- Film poster
- Directed by: Jennifer Cram
- Written by: Jennifer Cram
- Produced by: Sean McEwen; Jessica Wilde; Cassidy Lunnen; John Papsidera;
- Starring: Nina Dobrev; Brandon Mychal Smith; Sherry Cola; Stephanie Koenig; Hayley Magnus; Ray McKinnon; Dan Bakkedahl; Wendi McLendon-Covey;
- Cinematography: Ante Cheng
- Edited by: Collin Pittier; Monica Salazar; Joshua Salzberg;
- Music by: Patrick Stump
- Production companies: Grindstone Entertainment; Whereabouts Unknown; Red Clay Studios;
- Distributed by: Lionsgate
- Release date: October 20, 2023;
- Country: United States
- Language: English

= Sick Girl (2023 film) =

American film by Jennifer Cram

Sick Girl is a 2023 American comedy film written and directed by Jennifer Cram and starring Nina Dobrev, Brandon Mychal Smith, Sherry Cola, Stephanie Koenig, Hayley Magnus, Ray McKinnon, Dan Bakkedahl, and Wendi McLendon-Covey. It marks Cram's feature directorial debut. Dobrev serves as an executive producer of the film. It received negative reviews from critics.

==Plot==
Wren Pepper is a 30-something party gal who works as a cashier at a stationery store. All of her friends since her teenage years are at different stages in their lives: Laurel is focused on competitive marathons and a new relationship, Cece is raising her young daughter, and Jill is busy with her new toddler and a bickering husband. Hoping to reunite the friend circle, Wren tells a white lie that she has cancer. The lie spirals out of control when her friends go above and beyond to support Wren, placing her in awkward situations where she’s forced to lie to the public, her parents, and an actual cancer patient she befriends at a support group, named Leo.

==Cast==
- Nina Dobrev as Wren Pepper
- Brandon Mychal Smith as Leo
- Sherry Cola as Laurel
- Stephanie Koenig as Cece
- Hayley Magnus as Jill
- Ray McKinnon as Malcolm
- Dan Bakkedahl as Fred Pepper
- Wendi McLendon-Covey as Carol Pepper
- Randy Wayne as Derek

==Production==
Filming occurred in Oklahoma. In August 2019, it was announced that filming wrapped. The COVID-19 pandemic served as a factor as to why the film was in post-production for more than three years. Patrick Stump serves as composer of the film, making it his first film score.

==Release==
The film was released in theaters and on digital platforms in the United States on October 20, 2023.

==Reception==

Bobby Lepire of Film Threat said that despite its flaws, the film "does work," calling it a "solid debut."

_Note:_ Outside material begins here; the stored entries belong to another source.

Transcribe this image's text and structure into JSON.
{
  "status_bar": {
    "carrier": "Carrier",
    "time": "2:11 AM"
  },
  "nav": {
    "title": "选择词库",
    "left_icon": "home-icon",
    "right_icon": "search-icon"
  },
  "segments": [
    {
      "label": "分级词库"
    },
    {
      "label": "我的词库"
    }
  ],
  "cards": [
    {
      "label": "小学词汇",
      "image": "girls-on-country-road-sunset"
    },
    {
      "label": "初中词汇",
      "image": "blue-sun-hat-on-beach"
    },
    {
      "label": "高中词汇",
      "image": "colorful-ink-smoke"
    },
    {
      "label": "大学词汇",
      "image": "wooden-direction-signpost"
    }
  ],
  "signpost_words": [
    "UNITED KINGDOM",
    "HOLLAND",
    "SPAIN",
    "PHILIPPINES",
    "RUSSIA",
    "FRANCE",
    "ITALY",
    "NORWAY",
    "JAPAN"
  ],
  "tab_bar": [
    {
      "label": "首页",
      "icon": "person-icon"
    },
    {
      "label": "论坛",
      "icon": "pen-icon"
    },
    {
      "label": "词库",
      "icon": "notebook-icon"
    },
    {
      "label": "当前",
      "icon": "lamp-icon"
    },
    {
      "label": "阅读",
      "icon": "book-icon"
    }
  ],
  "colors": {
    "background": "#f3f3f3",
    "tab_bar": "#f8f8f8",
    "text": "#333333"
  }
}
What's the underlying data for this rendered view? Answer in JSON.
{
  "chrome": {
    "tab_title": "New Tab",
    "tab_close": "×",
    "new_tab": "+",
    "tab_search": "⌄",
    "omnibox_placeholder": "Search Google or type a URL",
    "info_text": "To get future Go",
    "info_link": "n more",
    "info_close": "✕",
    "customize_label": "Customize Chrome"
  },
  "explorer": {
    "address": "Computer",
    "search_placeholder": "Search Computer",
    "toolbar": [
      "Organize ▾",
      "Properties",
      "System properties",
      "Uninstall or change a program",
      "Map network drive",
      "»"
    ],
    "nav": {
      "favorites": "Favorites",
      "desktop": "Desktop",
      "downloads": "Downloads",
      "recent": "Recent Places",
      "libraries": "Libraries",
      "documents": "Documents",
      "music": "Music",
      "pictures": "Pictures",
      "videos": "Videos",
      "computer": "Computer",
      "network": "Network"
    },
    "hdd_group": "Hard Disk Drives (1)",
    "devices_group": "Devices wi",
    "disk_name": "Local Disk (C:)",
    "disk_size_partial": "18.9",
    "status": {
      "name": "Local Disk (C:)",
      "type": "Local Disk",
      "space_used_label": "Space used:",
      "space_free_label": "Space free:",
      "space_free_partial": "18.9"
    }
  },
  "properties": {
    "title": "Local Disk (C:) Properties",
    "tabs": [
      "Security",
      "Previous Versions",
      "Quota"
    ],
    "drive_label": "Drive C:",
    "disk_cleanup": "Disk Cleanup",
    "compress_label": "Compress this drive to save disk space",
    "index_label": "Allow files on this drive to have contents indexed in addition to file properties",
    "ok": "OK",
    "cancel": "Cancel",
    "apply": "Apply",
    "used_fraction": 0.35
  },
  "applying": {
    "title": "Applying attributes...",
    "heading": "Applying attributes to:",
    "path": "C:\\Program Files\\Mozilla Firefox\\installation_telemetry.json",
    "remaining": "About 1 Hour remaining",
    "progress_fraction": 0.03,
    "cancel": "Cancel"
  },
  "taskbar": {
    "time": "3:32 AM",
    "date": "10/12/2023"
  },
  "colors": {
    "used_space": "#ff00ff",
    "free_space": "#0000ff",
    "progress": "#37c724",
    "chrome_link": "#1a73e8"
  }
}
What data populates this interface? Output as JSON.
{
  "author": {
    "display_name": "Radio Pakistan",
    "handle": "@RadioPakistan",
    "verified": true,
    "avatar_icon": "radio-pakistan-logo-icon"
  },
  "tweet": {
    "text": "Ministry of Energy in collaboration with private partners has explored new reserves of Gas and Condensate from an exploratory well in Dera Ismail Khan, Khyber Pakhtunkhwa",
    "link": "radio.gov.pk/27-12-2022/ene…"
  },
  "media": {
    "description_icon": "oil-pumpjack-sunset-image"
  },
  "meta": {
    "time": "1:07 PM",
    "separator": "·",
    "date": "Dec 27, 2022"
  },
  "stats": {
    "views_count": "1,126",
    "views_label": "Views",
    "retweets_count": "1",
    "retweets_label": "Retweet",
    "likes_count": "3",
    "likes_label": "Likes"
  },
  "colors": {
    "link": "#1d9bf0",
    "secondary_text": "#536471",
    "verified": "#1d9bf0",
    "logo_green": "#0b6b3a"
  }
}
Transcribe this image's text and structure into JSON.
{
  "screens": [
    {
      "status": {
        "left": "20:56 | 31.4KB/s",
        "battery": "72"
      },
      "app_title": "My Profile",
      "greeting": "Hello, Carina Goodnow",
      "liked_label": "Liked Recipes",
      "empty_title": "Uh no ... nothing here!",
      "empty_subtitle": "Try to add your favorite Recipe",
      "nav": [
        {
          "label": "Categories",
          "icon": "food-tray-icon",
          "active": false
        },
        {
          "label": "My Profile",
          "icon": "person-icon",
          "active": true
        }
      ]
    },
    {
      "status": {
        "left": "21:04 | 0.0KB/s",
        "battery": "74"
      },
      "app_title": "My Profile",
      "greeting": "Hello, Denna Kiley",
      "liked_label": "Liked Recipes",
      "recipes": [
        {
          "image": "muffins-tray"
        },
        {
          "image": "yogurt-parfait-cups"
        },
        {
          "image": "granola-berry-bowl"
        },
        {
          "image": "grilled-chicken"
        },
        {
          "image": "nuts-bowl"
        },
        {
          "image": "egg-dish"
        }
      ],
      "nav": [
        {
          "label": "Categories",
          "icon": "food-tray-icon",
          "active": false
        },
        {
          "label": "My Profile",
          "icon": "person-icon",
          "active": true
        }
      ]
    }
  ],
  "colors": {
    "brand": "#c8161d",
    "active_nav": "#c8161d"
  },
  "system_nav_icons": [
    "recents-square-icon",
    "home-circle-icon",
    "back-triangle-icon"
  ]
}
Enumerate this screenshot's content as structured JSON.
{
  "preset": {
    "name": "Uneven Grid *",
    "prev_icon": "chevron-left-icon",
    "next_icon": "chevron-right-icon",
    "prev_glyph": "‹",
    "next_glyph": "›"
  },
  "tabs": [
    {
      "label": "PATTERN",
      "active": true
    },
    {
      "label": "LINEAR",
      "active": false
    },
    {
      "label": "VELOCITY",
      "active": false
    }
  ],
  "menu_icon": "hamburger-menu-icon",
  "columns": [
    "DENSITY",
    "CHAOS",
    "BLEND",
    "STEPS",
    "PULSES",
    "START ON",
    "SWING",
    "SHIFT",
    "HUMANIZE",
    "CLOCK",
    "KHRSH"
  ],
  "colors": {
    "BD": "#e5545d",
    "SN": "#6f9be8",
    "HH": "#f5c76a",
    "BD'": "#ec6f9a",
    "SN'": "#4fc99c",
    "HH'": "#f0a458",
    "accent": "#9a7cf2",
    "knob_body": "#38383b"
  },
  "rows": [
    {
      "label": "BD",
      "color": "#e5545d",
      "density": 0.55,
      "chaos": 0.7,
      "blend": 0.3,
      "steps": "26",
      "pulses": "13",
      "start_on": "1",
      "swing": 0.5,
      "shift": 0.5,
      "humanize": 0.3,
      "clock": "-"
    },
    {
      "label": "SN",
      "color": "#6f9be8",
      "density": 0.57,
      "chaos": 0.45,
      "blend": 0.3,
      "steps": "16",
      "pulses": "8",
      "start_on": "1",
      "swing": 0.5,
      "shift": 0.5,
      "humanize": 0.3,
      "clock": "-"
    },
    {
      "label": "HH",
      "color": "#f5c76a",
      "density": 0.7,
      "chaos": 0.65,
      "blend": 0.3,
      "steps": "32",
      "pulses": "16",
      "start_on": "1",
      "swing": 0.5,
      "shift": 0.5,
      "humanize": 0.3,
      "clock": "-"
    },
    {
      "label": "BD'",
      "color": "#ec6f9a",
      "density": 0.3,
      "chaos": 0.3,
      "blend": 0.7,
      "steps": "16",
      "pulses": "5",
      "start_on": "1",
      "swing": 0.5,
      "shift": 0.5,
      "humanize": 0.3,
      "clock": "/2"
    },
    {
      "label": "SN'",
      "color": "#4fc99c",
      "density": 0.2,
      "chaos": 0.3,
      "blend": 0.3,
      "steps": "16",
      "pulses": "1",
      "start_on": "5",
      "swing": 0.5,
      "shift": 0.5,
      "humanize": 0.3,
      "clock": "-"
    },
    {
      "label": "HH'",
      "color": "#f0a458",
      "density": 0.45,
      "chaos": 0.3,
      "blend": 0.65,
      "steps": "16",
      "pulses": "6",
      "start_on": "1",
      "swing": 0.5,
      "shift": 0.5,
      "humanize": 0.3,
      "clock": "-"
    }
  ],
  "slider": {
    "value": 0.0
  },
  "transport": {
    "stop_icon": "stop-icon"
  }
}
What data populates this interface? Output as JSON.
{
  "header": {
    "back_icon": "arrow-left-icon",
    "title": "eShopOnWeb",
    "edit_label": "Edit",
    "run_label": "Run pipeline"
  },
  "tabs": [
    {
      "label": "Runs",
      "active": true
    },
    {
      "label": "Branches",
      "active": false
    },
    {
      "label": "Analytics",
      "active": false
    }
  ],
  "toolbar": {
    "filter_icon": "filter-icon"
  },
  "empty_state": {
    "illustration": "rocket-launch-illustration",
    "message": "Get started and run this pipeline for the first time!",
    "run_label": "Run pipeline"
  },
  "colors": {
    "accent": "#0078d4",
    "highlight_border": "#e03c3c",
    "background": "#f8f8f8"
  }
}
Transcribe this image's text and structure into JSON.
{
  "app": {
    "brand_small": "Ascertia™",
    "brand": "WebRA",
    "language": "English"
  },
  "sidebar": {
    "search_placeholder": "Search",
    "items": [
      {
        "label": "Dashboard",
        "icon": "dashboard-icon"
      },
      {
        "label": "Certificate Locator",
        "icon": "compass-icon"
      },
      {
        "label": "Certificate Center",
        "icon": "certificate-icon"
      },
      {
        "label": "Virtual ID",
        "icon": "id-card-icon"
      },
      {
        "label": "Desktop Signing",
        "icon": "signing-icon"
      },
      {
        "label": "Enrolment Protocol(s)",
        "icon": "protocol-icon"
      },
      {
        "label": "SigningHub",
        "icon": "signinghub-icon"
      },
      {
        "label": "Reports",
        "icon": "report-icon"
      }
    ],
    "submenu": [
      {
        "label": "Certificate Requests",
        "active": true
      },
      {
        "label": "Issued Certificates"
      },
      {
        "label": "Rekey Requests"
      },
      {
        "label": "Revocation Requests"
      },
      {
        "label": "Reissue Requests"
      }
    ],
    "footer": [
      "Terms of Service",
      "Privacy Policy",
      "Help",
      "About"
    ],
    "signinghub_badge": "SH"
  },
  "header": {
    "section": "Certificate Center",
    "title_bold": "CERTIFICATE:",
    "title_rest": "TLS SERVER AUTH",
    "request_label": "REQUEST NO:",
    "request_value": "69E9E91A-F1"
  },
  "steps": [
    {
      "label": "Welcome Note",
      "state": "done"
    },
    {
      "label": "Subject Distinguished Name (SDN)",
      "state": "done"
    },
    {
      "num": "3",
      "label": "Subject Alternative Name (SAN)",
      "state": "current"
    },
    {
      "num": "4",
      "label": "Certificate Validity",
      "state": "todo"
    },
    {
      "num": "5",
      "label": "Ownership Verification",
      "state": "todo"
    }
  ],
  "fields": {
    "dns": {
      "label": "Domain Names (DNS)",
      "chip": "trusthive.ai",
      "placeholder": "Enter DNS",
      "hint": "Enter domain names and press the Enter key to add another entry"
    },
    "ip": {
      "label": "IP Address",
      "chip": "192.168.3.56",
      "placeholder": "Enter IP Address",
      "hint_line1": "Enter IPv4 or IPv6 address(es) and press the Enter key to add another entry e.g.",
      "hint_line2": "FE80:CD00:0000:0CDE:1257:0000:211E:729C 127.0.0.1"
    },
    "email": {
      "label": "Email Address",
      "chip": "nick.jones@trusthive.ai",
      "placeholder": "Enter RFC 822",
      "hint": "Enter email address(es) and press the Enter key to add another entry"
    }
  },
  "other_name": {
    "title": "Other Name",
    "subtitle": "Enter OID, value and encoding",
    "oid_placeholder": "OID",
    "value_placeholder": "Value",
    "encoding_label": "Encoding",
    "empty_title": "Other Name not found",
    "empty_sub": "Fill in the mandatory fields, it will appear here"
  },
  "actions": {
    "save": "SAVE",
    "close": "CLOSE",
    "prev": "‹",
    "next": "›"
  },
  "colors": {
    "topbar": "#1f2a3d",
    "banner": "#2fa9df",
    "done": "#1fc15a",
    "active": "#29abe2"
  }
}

Peter Gray of The Au Review wrote that "Sick Girl is an enjoyable bout of bad taste with just enough heart so we can forgive ourselves for enjoying so."

Pete Hammond of Deadline gave the film a negative review and wrote, "If you are going to do a so-called 'hilarious' comedy dealing with cancer you better know how to do it. Unfortunately, writer/director Jennifer Cram, for her first feature film in those jobs, does not knock it out of the park."

Courtney Howard of Variety also gave the film an unfavorable review and wrote, "On paper, it contains admirable notions about adult female friendships and the need to maintain that vital bond. In execution, however, those stirring sentiments are tested by taxing hijinks."